On the television news show Fox & Friends, former New York City mayor Rudolph Giuliani called the singer’s performance “outrageous,” saying that she “used it [the Halftime show] as a platform to attack police officers who are the people who protect her and protect us, and keep us alive.”
In a grotesque statement on social media, the National Sheriffs’ Association blamed Knowles’s “anti-police ‘entertainment’” for a string of police deaths that have occurred in the time since her performance.
The attacks against the singer are of a piece with the efforts by the political establishment to intimidate and present all opposition to police killings as illegitimate and even criminal.
Last year, New York City Police Department Commissioner William J. Bratton announced the formation of a 350-member paramilitary unit intended for “disorder control and counter-terrorism,” which includes the suppression of anti-police brutality protests.
At the same time, Knowles seeks to present such killings purely in racial terms rather than being rooted in the capitalist system and the ruling class’s drive to suppress the working class of all races amid vast levels of social inequality.
According to a count by the Guardian, whites account for nearly half of the 164 people killed by the police so far this year.

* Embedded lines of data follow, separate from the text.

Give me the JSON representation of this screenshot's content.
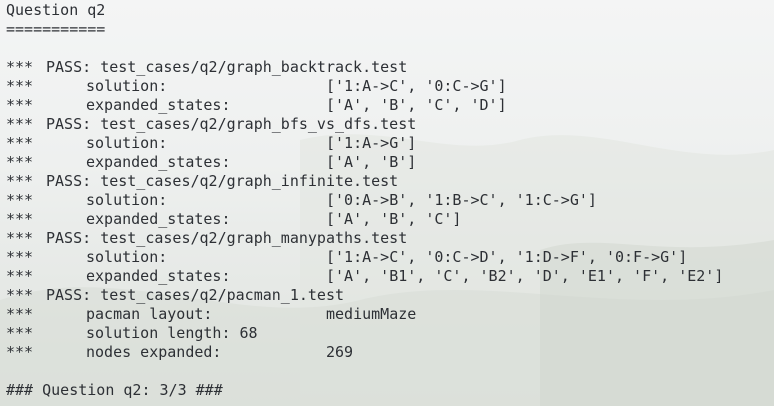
{
  "header": {
    "title": "Question q2",
    "underline": "==========="
  },
  "results": [
    {
      "prefix": "***",
      "status": "PASS:",
      "test": "test_cases/q2/graph_backtrack.test",
      "fields": [
        {
          "prefix": "***",
          "key": "solution:",
          "value": "['1:A->C', '0:C->G']"
        },
        {
          "prefix": "***",
          "key": "expanded_states:",
          "value": "['A', 'B', 'C', 'D']"
        }
      ]
    },
    {
      "prefix": "***",
      "status": "PASS:",
      "test": "test_cases/q2/graph_bfs_vs_dfs.test",
      "fields": [
        {
          "prefix": "***",
          "key": "solution:",
          "value": "['1:A->G']"
        },
        {
          "prefix": "***",
          "key": "expanded_states:",
          "value": "['A', 'B']"
        }
      ]
    },
    {
      "prefix": "***",
      "status": "PASS:",
      "test": "test_cases/q2/graph_infinite.test",
      "fields": [
        {
          "prefix": "***",
          "key": "solution:",
          "value": "['0:A->B', '1:B->C', '1:C->G']"
        },
        {
          "prefix": "***",
          "key": "expanded_states:",
          "value": "['A', 'B', 'C']"
        }
      ]
    },
    {
      "prefix": "***",
      "status": "PASS:",
      "test": "test_cases/q2/graph_manypaths.test",
      "fields": [
        {
          "prefix": "***",
          "key": "solution:",
          "value": "['1:A->C', '0:C->D', '1:D->F', '0:F->G']"
        },
        {
          "prefix": "***",
          "key": "expanded_states:",
          "value": "['A', 'B1', 'C', 'B2', 'D', 'E1', 'F', 'E2']"
        }
      ]
    },
    {
      "prefix": "***",
      "status": "PASS:",
      "test": "test_cases/q2/pacman_1.test",
      "fields": [
        {
          "prefix": "***",
          "key": "pacman layout:",
          "value": "mediumMaze"
        },
        {
          "prefix": "***",
          "key": "solution length: 68",
          "value": ""
        },
        {
          "prefix": "***",
          "key": "nodes expanded:",
          "value": "269"
        }
      ]
    }
  ],
  "summary": "### Question q2: 3/3 ###"
}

The victims of police brutality, regardless of race, are overwhelmingly working class.
Knowles’s appeals to race have garnered the support of right-wing figures such as Louis Farrakhan of the Nation of Islam (NOI), who during a sermon on Sunday offered the security wing of his organization to serve as bodyguards at any of the singer’s upcoming events. “She [Knowles] started talking all that black stuff…and white folks were like, ‘We don’t know how to deal with that,’” the black nationalist minister said, adding, “Look at how you treatin’ Beyoncénow. You gonna picket. You not gonna offer her police protection. But the FOI (Fruit of Islam) will.”
According to Celebritynetworth.com, Knowles (a self-described “modern day feminist”) has amassed a fortune of over $450 million. Knowles and her husband, hip hop entrepreneur Sean “Jay-Z” Carter (net worth $510-$520 million, according to Forbes) are avid supporters of Black Lives Matter, having donated $1.5 million to the organization through the latter’s global music and entertainment association, Tidal.